If you have the CD-ROM or App version of CEPD, you can listen to some examples - the actors employed to make the recordings sometimes produced glottalization and sometimes not, though of course the script they were given didn't direct them one way or the other. In the word 'witness' you can hear that both the British and the American speakers have glottalization; However, neither has in 'hateful'. 'Blackboard' seems to have no glottalization from the English speaker, but does have it in the American. In 'butcher' and 'background' British has it but American not.
One way to increase people’s awareness of glottalization would be to show it in pronunciation dictionaries. It would be perfectly possible to include a superscript glottal stop sign (NB I don't seem to be able to do superscript with this editor) as an indication of where a glottal stop may be pronounced before a fortis plosive or /tʃ/ (though it is never obligatory). Thus the word ‘extra’ might be transcribed /eʔk.strə/ and ‘nature’ as /neɪʔ.tʃə/. Of course, this is not a true phonemic transcription, but similar non-phonemic information is already used in CEPD and LPD, the most conspicuous example being the use of the voicing diacritic to indicate “flapped /t/” in American pronunciations.

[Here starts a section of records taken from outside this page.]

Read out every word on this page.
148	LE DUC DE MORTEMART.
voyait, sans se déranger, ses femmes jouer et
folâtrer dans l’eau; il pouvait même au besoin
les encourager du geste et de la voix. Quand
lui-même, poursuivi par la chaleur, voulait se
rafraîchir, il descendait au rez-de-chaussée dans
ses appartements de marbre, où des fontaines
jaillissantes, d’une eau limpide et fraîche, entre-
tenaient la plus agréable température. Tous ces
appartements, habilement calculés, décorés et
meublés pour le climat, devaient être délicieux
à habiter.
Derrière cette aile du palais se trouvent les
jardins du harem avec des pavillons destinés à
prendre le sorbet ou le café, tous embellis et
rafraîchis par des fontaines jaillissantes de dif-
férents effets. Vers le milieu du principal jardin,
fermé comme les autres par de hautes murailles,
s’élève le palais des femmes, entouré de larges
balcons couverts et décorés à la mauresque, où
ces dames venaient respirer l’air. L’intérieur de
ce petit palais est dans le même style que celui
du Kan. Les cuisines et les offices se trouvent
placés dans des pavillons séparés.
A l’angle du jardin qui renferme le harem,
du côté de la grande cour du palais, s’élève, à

For example, CEPD transcribes ‘latter’ as /læt̬.ɚ/ while LPD gives /læt̬.ər/. Yet the marking of flapping is redundant information, showing something that is predictable by rule.
What I am suggesting is just a personal fancy of my own, and not a policy decision for the next edition of the CEPD!
The distribution of glottalization is, unfortunately, not easy to explain, and we need to describe not only where we find a glottal stop preceding a fortis plosive or affricate, but also where we find complete glottal replacement (almost always of /t/). The Wikipedia material needs to be set out more fully and more clearly.